All of AxiomSL’s solutions are built on the same adaptable, high-performance platform. This gives clients the opportunity to reduce costs and complexity of compliance by using one platform to manage all requirements. AxiomSL’s solutions are fully supported and are upgraded to reflect rule and reporting template changes. The unparalleled transparency gives users the ability to drill down from the reports produced to the calculations and source data.
AxiomSL is the leading global provider of regulatory reporting and risk management solutions for banks, asset managers and insurers. It empowers clients with the tools they need to manage their financial, risk and operational requirements, and to comply with regulatory calculation and disclosure mandates around the world.
FRTB Solution Diagram
Built in partnership with client
Drill down capability
Support for desk level calculations
Reporting capabilities – Internal and external to regulators
Not black box – users can view logic being applied
No fixed input format for data into the platform
Scalable and robust architecture to support high volumes
Tailored for jurisdictional variations of the rules
Ongoing monitoring of rule changes and provision of updates
For many banks, FRTB implementation will require major changes to the current market risk infrastructure and while there are quantitative challenges it is important to be aware that this also creates a fundamental data challenge. FRTB will require firms to consolidate data from a number of sources both internal and external, including pricing and analytics, position and transactional data from trading or back-office systems alongside model outputs from risk engines. With so many data attributes and data sets to be managed, the depth and volume of data required – both firm-wide and at individual desk-level – is vast. It is essential that banks have a sufficiently scalable architecture in place to store this data and, additionally, a flexible data model that is able to adequately map relationships between datasets. As FRTB has a direct impact on business, getting data management right will result in a multitude of more tangible benefits.

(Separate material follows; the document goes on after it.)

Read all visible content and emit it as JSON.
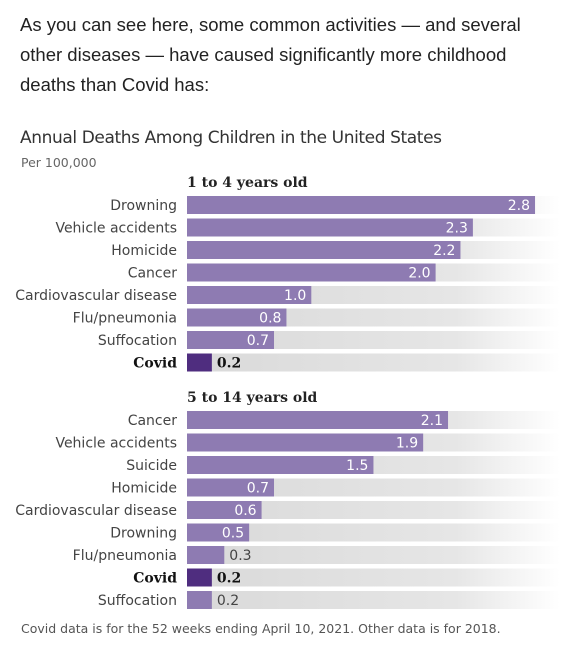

Regardless of whether they currently use the standardised or internal models approach (IMA), banks will need to review their portfolios to determine if existing classifications of desks as trading or banking book are still applicable under the new trading book definitions or whether a revision of desk structure is required.
For banks choosing to apply the standardised approach, existing data feeds will need to be significantly amended and calculators replaced. The data required for the new calculations is more onerous than in the past, with the need to calculate deltas and vegas for prescribed risk factors and also the requirement to run both downward and upward shock stress scenarios in order to provide the data required as inputs into the standardised calculations.
For banks selecting to use IMA, models will need to be run at a desk level for the first time and both backtesting and P&L attribution tests must be implemented and then performed and passed regularly. Even if banks opt for the IMA, they will still need to implement the standardised approach for desks not gaining approval or for desks which fail the tests and are forced to switch from IMA to the standardised approach.